Reddit or one should say many popular websites have a pretty fraught relationship with the Russian government, accompanied with consistent threats and incidents of blocking websites in the country. In a recent turn of events, Reddit was blacklisted and banned from many ISPs of Russia.
However within hours, the ban got uplifted much to the surprise of many Reditters who were left wondering what on earth is going on between Reddit and Russia.
The things got clear when Russia’s Federal service for the Supervision of Communications, Information Technology and Mass Media, the Roskomnadzor posted an update on the social network of Russia, VKontacte ,
On August 13, federal officials received on their “hot line” a message from the site’s administrators saying Internet users in Russia no longer have access to the illegal content. Roskomnadzor has confirmed [Reddit’s] full compliance, and accordingly removed the website from the registry of illegal online materials.
The whole things started when Roskomnadzor found a 2 year old thread on Reddit which had a discussion about cultivation of drug plants. According to Latvian-based Meduza which first broke the news, the page was titled “Minimal and Reliable Methods for Growing Psilocybe” and contained instructions to grow psychedelic mushrooms.
Given the fact that Russian government is particularly sensitive about drug abuse and anything even remotely related to it, Roskomnadzor went ahead and requested the Reddit administrators to remove the said page from the website.
However, Reddit failed to respond in time which led Roskomnadzor to launch a full blown attack on Reddit posting its irk on social media and even made a poster describing Reddit administrators as WANTED and accused Reddit of being “understaffed” in the August holiday season.
They further prompted Reddit users to contact the administrators and urge them to check their mails else they would block the entire website which they did after some time. However, the ban has now been lifted as Reddit complied with their request and removed the said page.

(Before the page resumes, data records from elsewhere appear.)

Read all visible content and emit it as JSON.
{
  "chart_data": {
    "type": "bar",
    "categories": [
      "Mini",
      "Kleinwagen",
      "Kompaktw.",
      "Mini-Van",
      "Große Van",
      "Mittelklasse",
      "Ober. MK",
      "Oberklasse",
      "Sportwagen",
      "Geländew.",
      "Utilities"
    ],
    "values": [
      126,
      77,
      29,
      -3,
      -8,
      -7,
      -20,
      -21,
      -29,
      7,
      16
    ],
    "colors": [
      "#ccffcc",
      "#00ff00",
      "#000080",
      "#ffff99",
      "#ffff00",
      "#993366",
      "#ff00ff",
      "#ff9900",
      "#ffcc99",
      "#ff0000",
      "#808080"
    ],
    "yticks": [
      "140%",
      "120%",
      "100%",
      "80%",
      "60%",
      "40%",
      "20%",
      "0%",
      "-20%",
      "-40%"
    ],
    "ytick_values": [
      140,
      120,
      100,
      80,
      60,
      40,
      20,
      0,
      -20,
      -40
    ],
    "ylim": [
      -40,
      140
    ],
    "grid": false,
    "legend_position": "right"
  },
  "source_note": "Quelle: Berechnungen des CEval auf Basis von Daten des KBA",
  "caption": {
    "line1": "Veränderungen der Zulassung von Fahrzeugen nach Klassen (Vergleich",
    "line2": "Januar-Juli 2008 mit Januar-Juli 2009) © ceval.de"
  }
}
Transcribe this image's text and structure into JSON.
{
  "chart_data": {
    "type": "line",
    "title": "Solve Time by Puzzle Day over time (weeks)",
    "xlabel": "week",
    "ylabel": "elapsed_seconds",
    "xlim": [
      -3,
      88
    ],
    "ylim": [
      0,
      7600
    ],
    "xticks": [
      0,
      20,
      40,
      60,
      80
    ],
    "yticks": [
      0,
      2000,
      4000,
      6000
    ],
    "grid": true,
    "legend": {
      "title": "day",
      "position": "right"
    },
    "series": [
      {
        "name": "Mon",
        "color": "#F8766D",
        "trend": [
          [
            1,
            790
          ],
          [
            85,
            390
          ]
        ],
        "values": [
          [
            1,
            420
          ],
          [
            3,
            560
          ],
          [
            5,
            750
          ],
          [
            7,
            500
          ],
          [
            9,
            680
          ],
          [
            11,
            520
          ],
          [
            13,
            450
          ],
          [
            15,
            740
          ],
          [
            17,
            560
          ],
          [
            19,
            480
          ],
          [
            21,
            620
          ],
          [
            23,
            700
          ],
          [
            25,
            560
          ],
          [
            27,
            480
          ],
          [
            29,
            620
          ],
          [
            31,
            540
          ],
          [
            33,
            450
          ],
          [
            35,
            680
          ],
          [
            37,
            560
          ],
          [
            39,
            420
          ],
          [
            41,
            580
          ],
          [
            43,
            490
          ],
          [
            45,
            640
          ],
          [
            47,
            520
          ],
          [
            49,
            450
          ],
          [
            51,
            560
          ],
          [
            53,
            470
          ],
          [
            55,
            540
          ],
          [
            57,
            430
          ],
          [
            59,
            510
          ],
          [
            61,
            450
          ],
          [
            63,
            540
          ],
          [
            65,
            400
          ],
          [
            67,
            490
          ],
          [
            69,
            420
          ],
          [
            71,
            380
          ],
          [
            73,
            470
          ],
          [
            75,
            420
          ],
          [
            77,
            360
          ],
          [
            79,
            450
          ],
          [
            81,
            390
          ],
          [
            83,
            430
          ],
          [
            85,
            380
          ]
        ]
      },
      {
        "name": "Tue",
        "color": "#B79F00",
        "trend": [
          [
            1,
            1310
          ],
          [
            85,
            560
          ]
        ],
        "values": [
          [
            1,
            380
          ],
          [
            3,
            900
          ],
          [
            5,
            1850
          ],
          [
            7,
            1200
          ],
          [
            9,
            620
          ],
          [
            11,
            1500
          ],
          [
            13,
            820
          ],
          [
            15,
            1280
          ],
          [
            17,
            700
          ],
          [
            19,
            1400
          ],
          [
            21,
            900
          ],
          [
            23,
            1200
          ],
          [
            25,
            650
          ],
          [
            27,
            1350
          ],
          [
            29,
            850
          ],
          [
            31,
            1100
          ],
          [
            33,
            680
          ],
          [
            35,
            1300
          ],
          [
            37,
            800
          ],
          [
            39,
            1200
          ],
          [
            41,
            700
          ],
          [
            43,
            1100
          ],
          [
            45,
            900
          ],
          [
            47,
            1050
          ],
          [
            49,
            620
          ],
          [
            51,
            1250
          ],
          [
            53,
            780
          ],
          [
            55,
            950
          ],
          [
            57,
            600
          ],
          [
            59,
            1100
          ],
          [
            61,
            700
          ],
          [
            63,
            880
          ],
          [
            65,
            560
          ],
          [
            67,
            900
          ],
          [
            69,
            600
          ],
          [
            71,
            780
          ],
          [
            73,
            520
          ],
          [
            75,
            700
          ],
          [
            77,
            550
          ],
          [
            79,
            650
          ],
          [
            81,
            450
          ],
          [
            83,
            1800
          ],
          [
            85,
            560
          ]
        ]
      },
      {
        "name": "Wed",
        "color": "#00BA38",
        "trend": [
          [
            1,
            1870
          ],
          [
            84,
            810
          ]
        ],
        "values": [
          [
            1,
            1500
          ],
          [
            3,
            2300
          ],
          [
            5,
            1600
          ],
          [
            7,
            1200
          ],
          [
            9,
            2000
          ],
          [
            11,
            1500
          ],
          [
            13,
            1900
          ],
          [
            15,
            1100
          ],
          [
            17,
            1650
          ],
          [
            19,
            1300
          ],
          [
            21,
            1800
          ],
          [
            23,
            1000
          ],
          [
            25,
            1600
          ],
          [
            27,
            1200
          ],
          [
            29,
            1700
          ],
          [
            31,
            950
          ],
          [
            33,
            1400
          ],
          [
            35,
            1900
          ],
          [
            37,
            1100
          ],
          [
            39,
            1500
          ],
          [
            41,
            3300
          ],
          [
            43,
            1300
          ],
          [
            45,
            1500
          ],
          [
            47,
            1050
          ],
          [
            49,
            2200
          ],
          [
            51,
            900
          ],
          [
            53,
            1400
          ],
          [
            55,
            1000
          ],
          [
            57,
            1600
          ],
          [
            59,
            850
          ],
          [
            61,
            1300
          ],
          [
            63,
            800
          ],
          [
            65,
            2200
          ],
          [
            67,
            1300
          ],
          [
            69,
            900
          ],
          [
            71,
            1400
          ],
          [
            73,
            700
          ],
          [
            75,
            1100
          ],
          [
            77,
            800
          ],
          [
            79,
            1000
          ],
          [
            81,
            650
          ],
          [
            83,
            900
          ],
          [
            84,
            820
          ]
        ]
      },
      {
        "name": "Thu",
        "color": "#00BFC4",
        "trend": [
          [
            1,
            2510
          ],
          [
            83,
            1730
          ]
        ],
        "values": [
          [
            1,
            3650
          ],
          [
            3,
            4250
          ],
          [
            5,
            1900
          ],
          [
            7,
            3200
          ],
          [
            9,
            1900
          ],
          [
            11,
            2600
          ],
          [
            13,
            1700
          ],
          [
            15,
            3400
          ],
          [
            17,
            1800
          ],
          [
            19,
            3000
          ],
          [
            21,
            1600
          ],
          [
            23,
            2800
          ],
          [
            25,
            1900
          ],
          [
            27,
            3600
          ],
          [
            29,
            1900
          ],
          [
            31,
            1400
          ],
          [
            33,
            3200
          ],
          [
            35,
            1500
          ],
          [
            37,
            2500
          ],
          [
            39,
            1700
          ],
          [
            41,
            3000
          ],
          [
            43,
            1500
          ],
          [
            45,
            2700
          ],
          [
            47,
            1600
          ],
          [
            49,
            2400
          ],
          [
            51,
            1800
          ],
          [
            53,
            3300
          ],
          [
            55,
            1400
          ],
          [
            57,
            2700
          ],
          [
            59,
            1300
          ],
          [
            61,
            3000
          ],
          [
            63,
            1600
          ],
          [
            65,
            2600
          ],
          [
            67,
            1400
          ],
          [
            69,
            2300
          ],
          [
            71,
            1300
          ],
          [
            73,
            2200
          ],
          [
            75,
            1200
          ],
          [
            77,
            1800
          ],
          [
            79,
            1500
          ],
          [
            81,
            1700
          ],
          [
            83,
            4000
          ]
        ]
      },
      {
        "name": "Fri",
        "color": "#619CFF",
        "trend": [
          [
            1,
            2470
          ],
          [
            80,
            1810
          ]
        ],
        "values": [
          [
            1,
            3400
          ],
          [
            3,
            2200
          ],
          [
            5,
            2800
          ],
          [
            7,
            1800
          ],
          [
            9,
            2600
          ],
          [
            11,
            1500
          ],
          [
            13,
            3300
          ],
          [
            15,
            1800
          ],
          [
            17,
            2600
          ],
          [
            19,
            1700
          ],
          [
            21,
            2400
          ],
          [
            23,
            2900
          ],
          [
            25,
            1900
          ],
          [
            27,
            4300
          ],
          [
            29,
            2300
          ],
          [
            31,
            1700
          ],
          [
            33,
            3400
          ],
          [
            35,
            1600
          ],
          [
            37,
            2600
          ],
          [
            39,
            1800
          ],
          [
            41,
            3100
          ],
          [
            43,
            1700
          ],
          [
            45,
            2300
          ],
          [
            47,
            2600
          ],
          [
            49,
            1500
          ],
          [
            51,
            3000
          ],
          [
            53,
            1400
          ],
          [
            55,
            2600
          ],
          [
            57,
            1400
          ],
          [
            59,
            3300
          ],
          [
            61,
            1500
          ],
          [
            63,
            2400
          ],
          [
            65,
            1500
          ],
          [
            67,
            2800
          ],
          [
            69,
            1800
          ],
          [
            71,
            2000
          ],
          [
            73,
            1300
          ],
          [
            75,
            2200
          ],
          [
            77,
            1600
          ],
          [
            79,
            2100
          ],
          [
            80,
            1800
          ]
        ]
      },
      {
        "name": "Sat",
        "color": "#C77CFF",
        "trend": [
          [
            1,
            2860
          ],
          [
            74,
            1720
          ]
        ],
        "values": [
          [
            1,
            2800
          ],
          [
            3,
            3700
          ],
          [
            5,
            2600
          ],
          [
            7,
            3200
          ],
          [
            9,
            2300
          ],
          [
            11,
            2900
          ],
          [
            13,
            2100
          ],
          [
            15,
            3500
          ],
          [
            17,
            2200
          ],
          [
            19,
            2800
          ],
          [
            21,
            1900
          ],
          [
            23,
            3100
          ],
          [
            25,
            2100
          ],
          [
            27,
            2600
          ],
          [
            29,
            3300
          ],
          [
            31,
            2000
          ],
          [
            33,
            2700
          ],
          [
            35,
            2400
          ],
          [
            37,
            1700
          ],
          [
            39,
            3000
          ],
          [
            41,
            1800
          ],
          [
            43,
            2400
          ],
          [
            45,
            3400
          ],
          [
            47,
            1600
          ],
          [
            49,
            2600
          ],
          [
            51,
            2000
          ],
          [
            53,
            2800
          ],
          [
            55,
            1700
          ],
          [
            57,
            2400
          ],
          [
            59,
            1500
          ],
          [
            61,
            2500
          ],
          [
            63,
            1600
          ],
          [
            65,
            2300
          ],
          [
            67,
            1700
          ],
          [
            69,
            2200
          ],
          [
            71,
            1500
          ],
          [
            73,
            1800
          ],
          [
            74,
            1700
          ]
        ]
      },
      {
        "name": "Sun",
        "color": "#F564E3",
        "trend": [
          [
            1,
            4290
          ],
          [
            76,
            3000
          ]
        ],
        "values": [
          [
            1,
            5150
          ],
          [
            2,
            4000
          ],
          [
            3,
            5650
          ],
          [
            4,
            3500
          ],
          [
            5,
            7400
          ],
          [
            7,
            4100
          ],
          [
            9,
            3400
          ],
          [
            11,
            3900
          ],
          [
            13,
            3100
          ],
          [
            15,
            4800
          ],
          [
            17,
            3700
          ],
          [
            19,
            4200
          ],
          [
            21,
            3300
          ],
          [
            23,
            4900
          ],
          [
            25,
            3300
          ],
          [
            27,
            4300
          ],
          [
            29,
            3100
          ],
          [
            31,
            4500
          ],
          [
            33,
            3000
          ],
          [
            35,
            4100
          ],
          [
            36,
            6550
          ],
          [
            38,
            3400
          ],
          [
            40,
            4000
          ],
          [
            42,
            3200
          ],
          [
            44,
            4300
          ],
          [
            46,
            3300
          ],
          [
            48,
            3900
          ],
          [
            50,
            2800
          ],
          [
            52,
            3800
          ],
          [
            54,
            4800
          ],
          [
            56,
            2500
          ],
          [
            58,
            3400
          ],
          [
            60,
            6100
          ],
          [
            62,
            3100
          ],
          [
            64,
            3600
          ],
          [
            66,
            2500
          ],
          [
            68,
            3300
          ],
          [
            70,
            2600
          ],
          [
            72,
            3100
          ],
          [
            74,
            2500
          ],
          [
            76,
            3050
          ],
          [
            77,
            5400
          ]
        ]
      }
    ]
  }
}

However, this is in itself is interesting as some time back, Reddit had made its stand pretty clear regarding these issues and had posted a thread entitled “Let’s talk content” in which it stated that “anything illegal … things that are actually illegal, such as copyrighted material” would be removed from pages but discussing about illegal things like drug abuse was not illegal and so it would remain.
It thus isn’t really clear, which way Reddit is heading too. More freedom, or more compliance.
Given the recent flak Reddit has been receiving from various government authorities for some hugely controversial and sensitive content on its pages, Reddit seems to have become a bit more laid back in its policy which became clear in the latest statement Reddit gave to TechCrunch after the Russian incident:
Reddit is a US company that operates a website with millions of users, posts, and comments. We regularly receive government requests around the world to remove content from Reddit and closely review these requests considering applicable local laws. We want to ensure our services are available to users everywhere but if we receive a valid request from an authorized entity, we reserve the right to restrict content in a particular country.
So yeah, Reddit has indeed chosen “compliance” over freedom. Looking at the number of users it was set to loose, this might prove to be a rather sensible decision. It’ll be interesting to see though, Reddit’s actions in such situations in the near future.